Isabela Echeverry ’06: Confronting cultural issues in Boston’s multi-ethnic communities
By Laurie Morrissey
Isabela Echeverry knows Cali, Colombia, the city where she was born, as "salsa heaven." She thinks of Medellin, where she lived as a teenager, as "the city of eternal spring." But for most of the people Isabela meets in New Hampshire, the South American country of Colombia is identified by its decades-long civil war fueled by drug trafficking. And here, the names of the cities she calls home are usually followed by the word "Cartel."
This fact underlies two of the tasks the 22-year-old international relations major has set for herself. On the Saint Anselm campus, she wants to tell people the good things about her country—the salsa dancing, warm weather and "flowers always blooming." And one day, she would like to have a role in ending the violence that has forced 2 million people out of their homes and pushed several indigenous tribes near extinction.

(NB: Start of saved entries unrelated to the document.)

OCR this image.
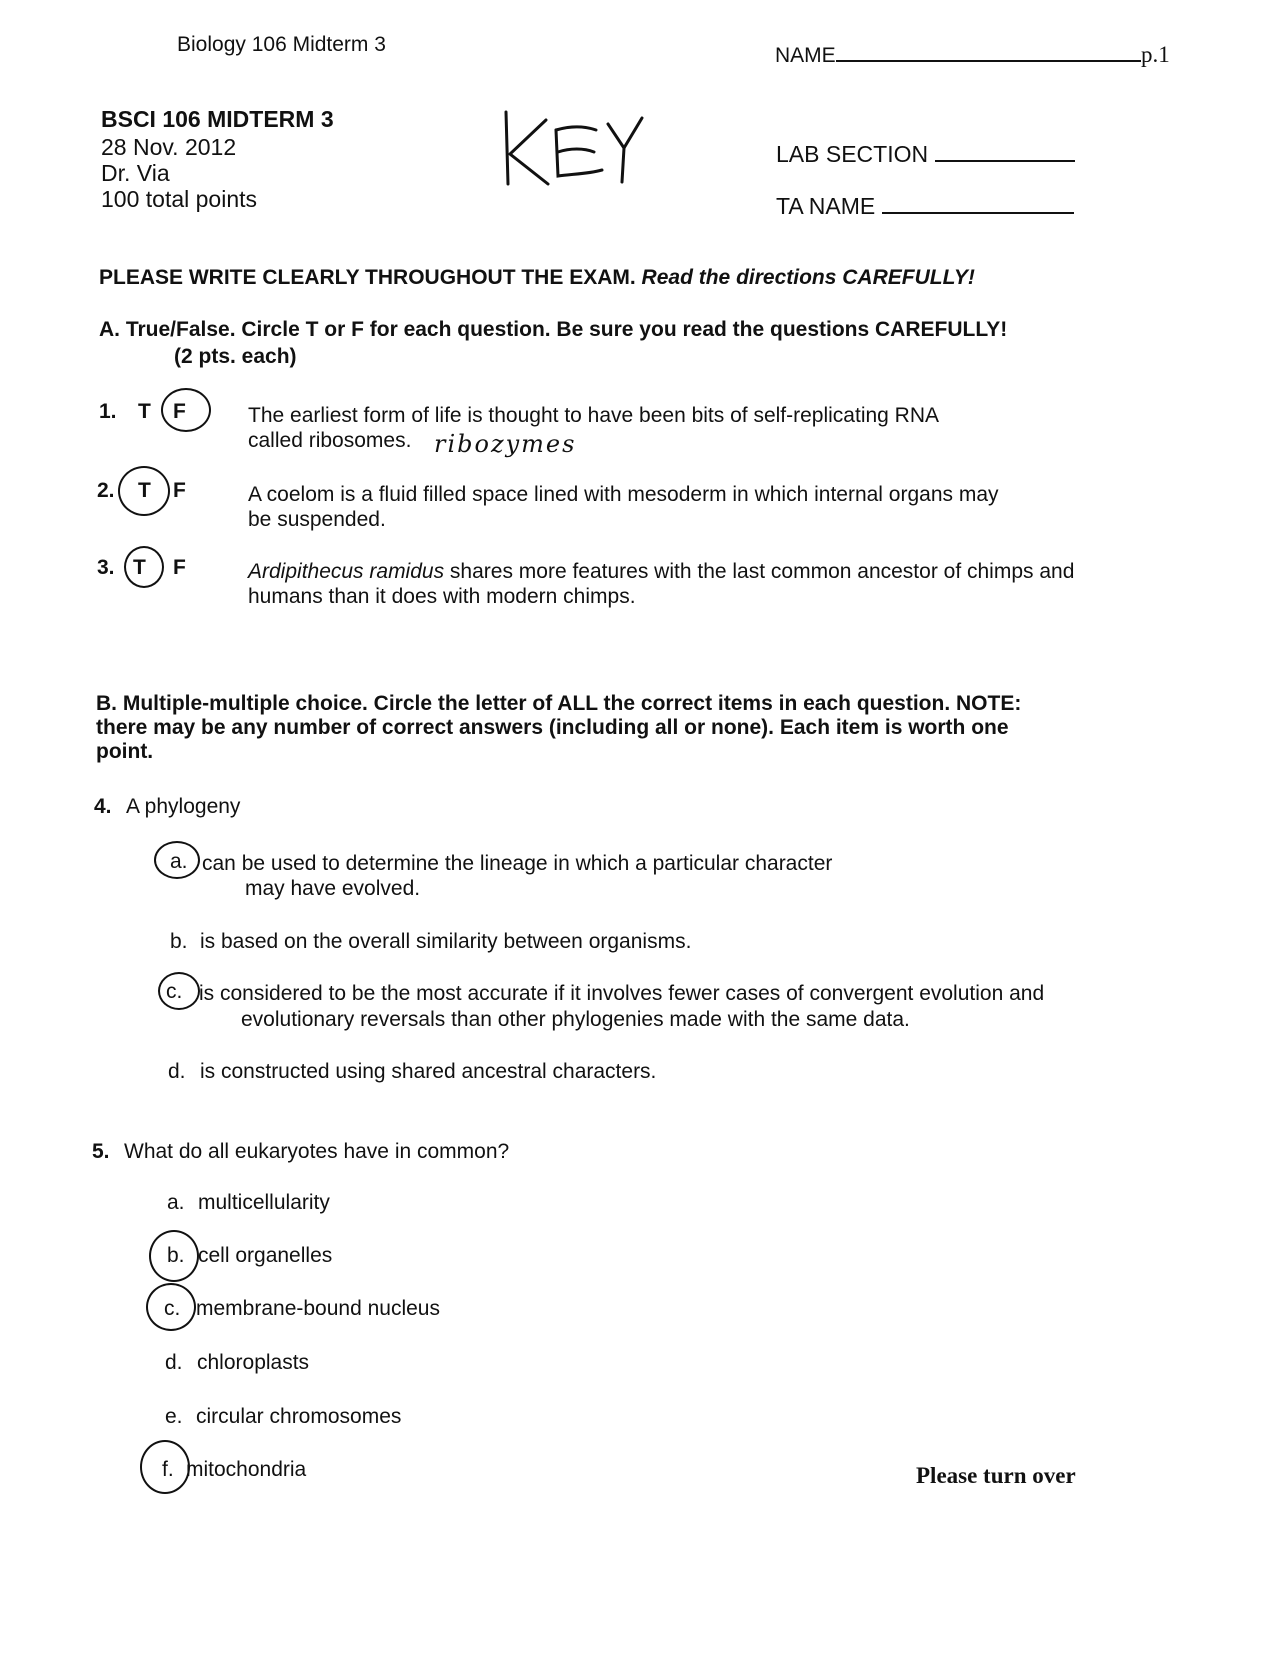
Biology 106 Midterm 3	NAME	p.1
BSCI 106 MIDTERM 3
28 Nov. 2012
Dr. Via
100 total points
LAB SECTION
TA NAME
PLEASE WRITE CLEARLY THROUGHOUT THE EXAM. Read the directions CAREFULLY!
A. True/False. Circle T or F for each question. Be sure you read the questions CAREFULLY!
(2 pts. each)
1. T F	The earliest form of life is thought to have been bits of self-replicating RNA
called ribosomes. ribozymes
2. T F	A coelom is a fluid filled space lined with mesoderm in which internal organs may
be suspended.
3. T F	Ardipithecus ramidus shares more features with the last common ancestor of chimps and
humans than it does with modern chimps.
B. Multiple-multiple choice. Circle the letter of ALL the correct items in each question. NOTE:
there may be any number of correct answers (including all or none). Each item is worth one
point.
4. A phylogeny
a. can be used to determine the lineage in which a particular character
may have evolved.
b. is based on the overall similarity between organisms.
c. is considered to be the most accurate if it involves fewer cases of convergent evolution and
evolutionary reversals than other phylogenies made with the same data.
d. is constructed using shared ancestral characters.
5. What do all eukaryotes have in common?
a. multicellularity
b. cell organelles
c. membrane-bound nucleus
d. chloroplasts
e. circular chromosomes
f. mitochondria	Please turn over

It’s a tall order and she knows it. But she has two traits that will help her: "I never give up," says Echeverry ("Isa," to most of those who know her). And, "I’m chatty."
‘Chatty’ is putting it mildly. Donnamarie Kelly Pignone, director of student multicultural services, calls her articulate, eloquent and inspiring—in English and Spanish.
"Her speaking events are simply too numerous to list," Kelly Pignone says. They include Saint Anselm Open House, admission tours, leadership conferences, Latino conferences, and cultural events. Last spring, when the NHIOP sponsored a speech writing contest to introduce speaker Mario Vargas Llosa, one of Latin America’s most famous writers, she won the competition. In November, she was on a panel of speakers at the NAFSA: Association of International Educators’ regional conference.
Although she started out as a politics major and has enough credits for a politics degree, Echeverry switched to international relations with a certificate in Latin American Studies. Her plans include graduate studies and a job in diplomacy
or international development. And like many Saint Anselm students who want to improve their
graduate school and employment prospects, Isabela took the opportunity to do an internship related to her major. Last summer she worked as a research assistant at Roca, a youth development organization in Chelsea, Mass., on the edge of Boston.